All you trying to do is accumulate the cost by index. Thus, you might want to use the by argument as in
example[, accumulating_cost(threshold, target), by = index]
This is a follow up question from R: t-test over all columns
Suppose I have a huge data set, and then I created numerous subsets based on certain conditions. The subsets should have the same number of columns. Then I want to do t-test on two subsets at a time (outer loop) and then for each combination of subsets go through all columns one column at a time (inner loop).
Here is what I have come up with based on previous answer. This one stops with an error.
C <- c("c1","c1","c1","c1","c1",
"c2","c2","c2","c2","c2",
"c3","c3","c3","c3","c3",
"c4","c4","c4","c4","c4",
"c5","c5","c5","c5","c5",
"c6","c6","c6","c6","c6",
"c7","c7","c7","c7","c7",
"c8","c8","c8","c8","c8",
"c9","c9","c9","c9","c9",
"c10","c10","c10","c10","c10")
X <- rnorm(n=50, mean = 10, sd = 5)
Y <- rnorm(n=50, mean = 15, sd = 6)
Z <- rnorm(n=50, mean = 20, sd = 5)
Data <- data.frame(C, X, Y, Z)
Data.c1 = subset(Data, C == "c1",select=X:Z)
Data.c2 = subset(Data, C == "c2",select=X:Z)
Data.c3 = subset(Data, C == "c3",select=X:Z)
Data.c4 = subset(Data, C == "c4",select=X:Z)
Data.c5 = subset(Data, C == "c5",select=X:Z)
Data.Subsets = c("Data.c1",
"Data.c2",
"Data.c3",
"Data.c4",
"Data.c5")
library(plyr)
combo1 <- combn(length(Data.Subsets),1)
adply(combo1, 1, function(x) {
combo2 <- combn(ncol(Data.Subsets[x]),2)
adply(combo2, 2, function(y) {
test <- t.test( Data.Subsets[x][, y[1]], Data.Subsets[x][, y[2]], na.rm=TRUE)
out <- data.frame("Subset" = rownames(Data.Subsets[x]),
, "Row" = colnames(x)[y[1]]
, "Column" = colnames(x[y[2]])
, "t.value" = round(test$statistic,3)
, "df"= test$parameter
, "p.value" = round(test$p.value, 3)
)
return(out)
} )
} )
First of all, you can more easily define you dataset using gl, and by avoiding creating individual variables for the columns.
Data <- data.frame(
C = gl(10, 5, labels = paste("c", 1:10, sep = "")),
X = rnorm(n = 50, mean = 10, sd = 5),
Y = rnorm(n = 50, mean = 15, sd = 6),
Z = rnorm(n = 50, mean = 20, sd = 5)
)
Convert this to "long" format using melt from the reshape package. (You can also use the base reshape function.)
longData <- melt(Data, id.vars = "C")
Now Use pairwise.t.test to compute t tests on all pairs of X/Y/Z for for each level of C.
with(longData, pairwise.t.test(value, interaction(C, variable)))
Note that it is important to use pairwise.t.test rather than just lots of individual calls to t.test because you need to adjust your p values if you run lots of tests. (See, e.g., xkcd for explanation.)
In general, pairwise t tests are inferior to a regression so be careful about their usage.
You can use get(Data.subset[x]) which will pick out the relevant data frame. But I don't think this should be necessary.

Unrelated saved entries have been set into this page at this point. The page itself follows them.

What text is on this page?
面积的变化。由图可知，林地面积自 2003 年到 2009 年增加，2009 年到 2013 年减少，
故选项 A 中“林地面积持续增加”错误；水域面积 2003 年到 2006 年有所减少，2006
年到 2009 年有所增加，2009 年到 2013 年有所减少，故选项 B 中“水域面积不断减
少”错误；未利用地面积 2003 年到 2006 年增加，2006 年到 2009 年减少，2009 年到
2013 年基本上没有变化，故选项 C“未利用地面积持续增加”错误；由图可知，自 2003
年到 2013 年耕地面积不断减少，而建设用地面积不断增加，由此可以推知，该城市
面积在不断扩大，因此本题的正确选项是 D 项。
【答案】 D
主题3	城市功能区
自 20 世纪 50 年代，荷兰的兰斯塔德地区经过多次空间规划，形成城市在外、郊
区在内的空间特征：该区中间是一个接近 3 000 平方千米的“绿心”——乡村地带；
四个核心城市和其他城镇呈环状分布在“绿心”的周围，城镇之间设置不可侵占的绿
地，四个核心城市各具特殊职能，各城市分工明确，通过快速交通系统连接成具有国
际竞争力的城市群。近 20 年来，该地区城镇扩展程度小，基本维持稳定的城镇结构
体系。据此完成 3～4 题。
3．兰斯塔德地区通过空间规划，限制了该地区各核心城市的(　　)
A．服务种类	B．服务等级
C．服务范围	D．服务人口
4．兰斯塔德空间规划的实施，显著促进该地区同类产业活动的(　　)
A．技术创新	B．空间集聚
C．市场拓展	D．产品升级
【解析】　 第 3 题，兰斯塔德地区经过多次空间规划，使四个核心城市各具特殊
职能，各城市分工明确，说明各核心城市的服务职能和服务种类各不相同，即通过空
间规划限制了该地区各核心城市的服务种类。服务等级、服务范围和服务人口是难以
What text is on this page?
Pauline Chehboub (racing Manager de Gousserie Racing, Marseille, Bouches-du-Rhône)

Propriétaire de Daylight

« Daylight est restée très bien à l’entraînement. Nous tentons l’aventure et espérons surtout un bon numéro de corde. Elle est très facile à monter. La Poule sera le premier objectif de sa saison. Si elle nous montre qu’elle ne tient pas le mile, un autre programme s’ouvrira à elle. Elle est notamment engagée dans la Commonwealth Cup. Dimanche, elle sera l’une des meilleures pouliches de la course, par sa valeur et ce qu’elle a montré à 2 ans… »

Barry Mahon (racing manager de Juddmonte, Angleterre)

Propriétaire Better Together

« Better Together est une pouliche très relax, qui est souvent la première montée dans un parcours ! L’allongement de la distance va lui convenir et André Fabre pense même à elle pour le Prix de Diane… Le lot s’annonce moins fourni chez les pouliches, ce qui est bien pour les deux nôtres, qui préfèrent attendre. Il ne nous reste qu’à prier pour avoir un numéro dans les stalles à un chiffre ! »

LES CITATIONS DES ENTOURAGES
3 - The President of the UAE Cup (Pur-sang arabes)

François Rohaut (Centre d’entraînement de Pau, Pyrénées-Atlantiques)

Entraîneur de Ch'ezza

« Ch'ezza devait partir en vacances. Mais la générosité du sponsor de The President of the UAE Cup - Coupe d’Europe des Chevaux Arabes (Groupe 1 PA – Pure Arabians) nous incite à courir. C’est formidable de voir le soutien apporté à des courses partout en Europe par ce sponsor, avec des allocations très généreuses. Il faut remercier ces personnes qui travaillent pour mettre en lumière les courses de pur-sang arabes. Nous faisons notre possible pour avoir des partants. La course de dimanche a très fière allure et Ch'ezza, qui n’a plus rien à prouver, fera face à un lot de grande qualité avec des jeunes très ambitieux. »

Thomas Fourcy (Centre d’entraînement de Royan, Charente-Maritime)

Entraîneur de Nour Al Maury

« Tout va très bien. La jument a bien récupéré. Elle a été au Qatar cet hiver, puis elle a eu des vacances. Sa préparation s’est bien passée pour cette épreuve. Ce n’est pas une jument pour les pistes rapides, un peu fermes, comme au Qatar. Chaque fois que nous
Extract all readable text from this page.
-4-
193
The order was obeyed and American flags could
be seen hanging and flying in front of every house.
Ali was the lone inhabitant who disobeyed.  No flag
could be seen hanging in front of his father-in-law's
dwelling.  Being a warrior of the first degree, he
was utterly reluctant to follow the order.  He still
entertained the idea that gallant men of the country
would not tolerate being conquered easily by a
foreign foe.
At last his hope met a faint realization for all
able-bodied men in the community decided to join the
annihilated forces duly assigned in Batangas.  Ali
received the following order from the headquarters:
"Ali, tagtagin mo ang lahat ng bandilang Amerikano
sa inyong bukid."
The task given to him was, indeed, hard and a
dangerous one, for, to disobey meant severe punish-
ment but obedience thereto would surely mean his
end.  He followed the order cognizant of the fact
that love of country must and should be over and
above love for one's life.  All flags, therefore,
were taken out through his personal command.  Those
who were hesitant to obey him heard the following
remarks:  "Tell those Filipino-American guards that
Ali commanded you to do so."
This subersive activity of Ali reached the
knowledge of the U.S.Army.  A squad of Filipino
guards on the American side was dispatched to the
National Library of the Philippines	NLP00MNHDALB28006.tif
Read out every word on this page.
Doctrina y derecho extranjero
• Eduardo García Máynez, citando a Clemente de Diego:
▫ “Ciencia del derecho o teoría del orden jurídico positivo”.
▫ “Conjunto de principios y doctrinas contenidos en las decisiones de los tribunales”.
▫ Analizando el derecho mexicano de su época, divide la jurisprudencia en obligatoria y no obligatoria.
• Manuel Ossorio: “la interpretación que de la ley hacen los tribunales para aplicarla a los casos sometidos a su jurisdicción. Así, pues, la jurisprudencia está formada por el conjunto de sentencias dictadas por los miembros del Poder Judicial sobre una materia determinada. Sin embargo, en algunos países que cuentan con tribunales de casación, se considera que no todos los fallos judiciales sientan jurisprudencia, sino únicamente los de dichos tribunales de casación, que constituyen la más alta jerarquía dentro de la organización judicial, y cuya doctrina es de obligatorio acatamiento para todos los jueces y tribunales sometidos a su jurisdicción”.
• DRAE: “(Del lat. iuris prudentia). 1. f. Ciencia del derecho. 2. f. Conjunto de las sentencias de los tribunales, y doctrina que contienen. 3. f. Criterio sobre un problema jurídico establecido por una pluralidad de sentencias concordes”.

Explicitly subsetting that many times shoudn't be necessry either. You could create them using something like
conditions = c("c1", "c2", "c3", "c4", "c5")
dfs <- lapply(conditions, function(x){subset(Data, C==x, select=X:Z)})
That should (didn't test it) return a list of data frames each subseted on the various conditions you passed it.
However it would be a much better idea as #Richie Cotton points out, to reshape your data frame and use pairwise t tests.
I should point out that doing this many t-tests doesn't seem wise. Even after correction for multiple testing, be it FDR, permutation or otherwise. It would be better to try and figure out if you can use an anova of some sort as they are used for almost exactly this purpose.